The Paperchase is in no way the equal of Theroux’s much greater and most recent novel, Far North – which I reviewed here and argued should be the winner of this year’s Arthur C Clarke Award. Not only is this earlier novel less complete and less satisfying; it is also less imaginative – not in the sense that its world is in large part our own, but in that its narrative voice is simply a version of Theroux’s, all middle class angst and more famous, more successful, young brothers. This makes The Paperchase a diverting, rapid read – but not, perhaps, one which has much in the way of its own depth.
And the Holmesiana? It is so weak that one might almost conclude that Theroux’s knowledge of the canon was very slight indeed prior to beginning his novel. At one point we are told that, during childhood visits, the rabid Sherlockian Patrick would quiz his nephews with maddening Conan Doyle trivia. His questions – what was the curious incident of the dog in the night-time, what was the name of Sherlock’s brother – were, you’ll forgive me, elementary. This shallowness extends into Theroux’s pastiche of Patrick’s pastiche of Victorian prose style. Admittedly, March slyly accepts that his uncle was no great writer (he pauses particularly wryly over the phrase “the pungent shag tobacco of her nether hair”); nevertheless, the tone, pace and style of the Mycroft sections are so grandly divorced from any love of Holmes, his period or the fiction of the time that the fictional fiction itself, and the supposed love of Patrick for Conan Doyle, are fatally undermined. The whole novel – unlikely wills, family secrets – feels strained and contrived, and Patrick’s writing does not help.

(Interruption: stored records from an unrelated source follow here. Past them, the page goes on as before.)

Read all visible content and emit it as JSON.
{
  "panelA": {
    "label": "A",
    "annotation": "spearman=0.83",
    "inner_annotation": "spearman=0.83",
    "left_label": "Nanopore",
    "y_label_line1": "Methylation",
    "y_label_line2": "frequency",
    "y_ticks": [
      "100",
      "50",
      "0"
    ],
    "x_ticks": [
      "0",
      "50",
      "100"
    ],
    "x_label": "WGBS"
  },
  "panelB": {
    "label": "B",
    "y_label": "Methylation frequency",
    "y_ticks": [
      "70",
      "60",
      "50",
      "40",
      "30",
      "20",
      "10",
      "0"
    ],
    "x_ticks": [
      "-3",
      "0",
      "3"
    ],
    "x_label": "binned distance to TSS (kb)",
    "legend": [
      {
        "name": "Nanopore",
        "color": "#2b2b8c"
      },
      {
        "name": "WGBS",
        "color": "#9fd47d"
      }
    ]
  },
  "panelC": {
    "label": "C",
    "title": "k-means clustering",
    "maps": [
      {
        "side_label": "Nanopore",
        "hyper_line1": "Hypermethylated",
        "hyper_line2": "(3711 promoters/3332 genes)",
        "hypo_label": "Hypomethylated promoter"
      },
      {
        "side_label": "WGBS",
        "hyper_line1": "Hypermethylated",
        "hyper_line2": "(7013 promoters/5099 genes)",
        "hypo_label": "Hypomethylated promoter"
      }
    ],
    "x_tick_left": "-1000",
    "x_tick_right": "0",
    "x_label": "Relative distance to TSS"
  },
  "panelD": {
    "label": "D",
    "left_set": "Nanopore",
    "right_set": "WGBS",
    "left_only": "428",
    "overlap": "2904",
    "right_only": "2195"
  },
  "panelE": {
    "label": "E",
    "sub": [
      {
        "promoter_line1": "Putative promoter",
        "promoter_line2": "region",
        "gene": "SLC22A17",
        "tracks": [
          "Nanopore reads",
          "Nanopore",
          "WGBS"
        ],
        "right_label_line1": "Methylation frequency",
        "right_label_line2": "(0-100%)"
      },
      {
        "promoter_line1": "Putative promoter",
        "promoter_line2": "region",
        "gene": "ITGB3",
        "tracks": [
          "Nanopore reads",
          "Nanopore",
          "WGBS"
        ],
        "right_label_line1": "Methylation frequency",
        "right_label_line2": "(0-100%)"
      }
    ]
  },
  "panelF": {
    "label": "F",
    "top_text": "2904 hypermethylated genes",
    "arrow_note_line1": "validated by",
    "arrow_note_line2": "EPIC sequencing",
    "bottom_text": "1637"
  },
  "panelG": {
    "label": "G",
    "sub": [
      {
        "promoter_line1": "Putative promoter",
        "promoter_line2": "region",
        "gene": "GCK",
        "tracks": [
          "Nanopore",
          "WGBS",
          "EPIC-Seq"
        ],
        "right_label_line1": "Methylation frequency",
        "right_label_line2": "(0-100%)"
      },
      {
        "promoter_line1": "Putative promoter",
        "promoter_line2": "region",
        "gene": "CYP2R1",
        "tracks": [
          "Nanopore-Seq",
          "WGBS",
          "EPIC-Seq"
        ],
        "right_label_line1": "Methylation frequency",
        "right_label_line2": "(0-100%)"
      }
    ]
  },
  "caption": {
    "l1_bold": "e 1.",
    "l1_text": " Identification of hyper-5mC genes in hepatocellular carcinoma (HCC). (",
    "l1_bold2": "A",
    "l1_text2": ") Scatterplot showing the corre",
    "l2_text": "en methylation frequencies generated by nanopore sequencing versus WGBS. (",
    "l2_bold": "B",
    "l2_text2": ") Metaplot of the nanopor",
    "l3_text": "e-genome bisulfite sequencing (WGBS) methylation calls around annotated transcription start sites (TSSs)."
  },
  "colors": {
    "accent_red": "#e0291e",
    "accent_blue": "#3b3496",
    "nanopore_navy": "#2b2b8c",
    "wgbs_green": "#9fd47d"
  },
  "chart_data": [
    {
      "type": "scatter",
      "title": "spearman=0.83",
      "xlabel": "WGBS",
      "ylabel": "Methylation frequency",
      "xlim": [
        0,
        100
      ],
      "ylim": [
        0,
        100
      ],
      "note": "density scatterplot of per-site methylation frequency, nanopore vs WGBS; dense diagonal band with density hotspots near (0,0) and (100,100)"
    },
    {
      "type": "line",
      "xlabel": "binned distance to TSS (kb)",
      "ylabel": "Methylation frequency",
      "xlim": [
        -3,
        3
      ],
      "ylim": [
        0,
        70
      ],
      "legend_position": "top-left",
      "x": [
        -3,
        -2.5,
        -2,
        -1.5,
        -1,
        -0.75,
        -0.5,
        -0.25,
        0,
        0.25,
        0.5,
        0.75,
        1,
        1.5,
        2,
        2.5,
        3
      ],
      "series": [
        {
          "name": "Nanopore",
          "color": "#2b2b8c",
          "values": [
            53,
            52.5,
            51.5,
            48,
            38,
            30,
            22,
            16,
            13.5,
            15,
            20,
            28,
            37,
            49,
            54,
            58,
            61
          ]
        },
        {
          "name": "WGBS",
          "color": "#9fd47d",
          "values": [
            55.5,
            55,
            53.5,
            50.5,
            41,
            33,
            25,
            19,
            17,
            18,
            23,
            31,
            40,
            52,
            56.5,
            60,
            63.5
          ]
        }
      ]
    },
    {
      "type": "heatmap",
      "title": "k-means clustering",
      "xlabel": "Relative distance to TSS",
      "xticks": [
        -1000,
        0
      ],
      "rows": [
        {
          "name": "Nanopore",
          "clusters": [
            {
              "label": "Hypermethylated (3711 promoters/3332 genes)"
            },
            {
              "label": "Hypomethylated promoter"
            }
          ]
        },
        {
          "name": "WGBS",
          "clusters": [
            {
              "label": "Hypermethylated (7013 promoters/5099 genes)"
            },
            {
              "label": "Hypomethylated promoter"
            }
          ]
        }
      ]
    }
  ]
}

Still, The Paperchase is not in truth a slice of Holmesiana. (It might, indeed, provide ammunition for those who accuse Theroux of being a literary raider, in Far North abusing SF and here clumsily deploying crime fiction’s urtexts.) It should be judged on those other criteria – its forgettable characterisation, clever but brittle prose, and fumbled plotting. Nevertheless, it would be fair to say that The Paperchase, whilst rarely naïve, lacks Conan Doyle’s compensatory heartiness.